Project: AFEM for the Heat Equation

The purpose of this project is to implement explicit and implicit numerical methods for solving the parabolic equation. The example is the heat equation

\[u_t -\Delta u = f, \quad u |_{\partial \Omega} = g, \; u(\cdot,0) = u_0.\]

We consider a 2-D problem on the unit square $\Omega = (0,1)^2$​​ with the exact solution

\(u(x,t) = \beta (t)\, \exp(-[(x-t+0.5)^2+(y-t+0.5)^2]/0.04),\) with \(\beta (t) = 0.1\,(1-\exp(-10^2(t-0.5)^2)).\)

Adaptive FEM is further applied to capture the singularity of the solution.

Step 1: Forward Euler, Backward Euler, and Crack-Nicolson methods

• Given a mesh node,elem, construct the stiffness matrix A for the Laplace operator and the mass matrix M for the $L^2$-inner product.

• Given a time step size dt, final time T, code a for loop over time to involve the solution by either forward Euler, backward Euler or Crack-Nicolson methods.

  Please do not store the approximation at all time steps. Instead only the solution in the previous step uold and the current step u .

• For implicit methods, use direct solver A\b or multigrid solvers to solve the linear system Au=b. For meshes generated in ifem, mg(A,b,elem) is faster than amg(A,b).

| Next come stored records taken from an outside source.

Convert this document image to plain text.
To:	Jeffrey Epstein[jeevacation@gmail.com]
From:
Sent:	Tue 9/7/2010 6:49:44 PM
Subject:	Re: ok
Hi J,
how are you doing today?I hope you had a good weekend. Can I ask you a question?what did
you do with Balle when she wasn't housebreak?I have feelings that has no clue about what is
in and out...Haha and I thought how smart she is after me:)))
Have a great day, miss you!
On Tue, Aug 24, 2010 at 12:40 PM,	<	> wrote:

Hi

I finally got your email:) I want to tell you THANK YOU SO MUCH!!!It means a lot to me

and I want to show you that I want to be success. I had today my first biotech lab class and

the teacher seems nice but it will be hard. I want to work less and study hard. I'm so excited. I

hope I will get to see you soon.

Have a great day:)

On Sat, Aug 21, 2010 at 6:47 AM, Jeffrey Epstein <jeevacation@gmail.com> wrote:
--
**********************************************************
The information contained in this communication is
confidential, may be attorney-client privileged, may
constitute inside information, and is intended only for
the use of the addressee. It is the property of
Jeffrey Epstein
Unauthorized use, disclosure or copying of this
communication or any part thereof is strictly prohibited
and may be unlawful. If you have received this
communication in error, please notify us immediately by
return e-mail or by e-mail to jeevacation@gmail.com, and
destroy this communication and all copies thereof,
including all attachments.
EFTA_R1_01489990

Step 2: Check the Convergence

• Check the convergence rate in time and space. Use the exact solution to get the nodal interpolant uI and compute the H1 norm of the error using matrix A and the L2 norm using matrix M.

• To check the convergence rate in time, fix a small mesh size h in space and let dt vary and vice verse for convergence in space.

Step 3: Visulization

• Use showsolution(node,elem,u) to plot the solution and together with pause(0.01) to get an animation. Use axis to fix the axis scaling as the height may change in time.

  For small time step, do not plot the solution at every time step. Instead plot every 10 or 20 steps.

• You can save the plot into a movie. Use gif function to save a gif file.

Step 4: Adaptive Finite Element Methods

• Run 2D examples: Lshape in iFEM and read the code to learn the usage of AFEM; see also Adaptive Finite Element Methods

• In one time step involution, repeat the refinement and coarsen several steps to get a better approximation of the solution. You can control the max iteration steps for AFEM or the maximal number of elements.

  Use eta = estimaterecovery(node,elem,u) instead of residual type error estimators.

  Use nodeinterpolate and eleminterpolate to interpolate function between different meshes.

• Check the convergence rate for AFEM.

• Make animation for showing meshes and solutions.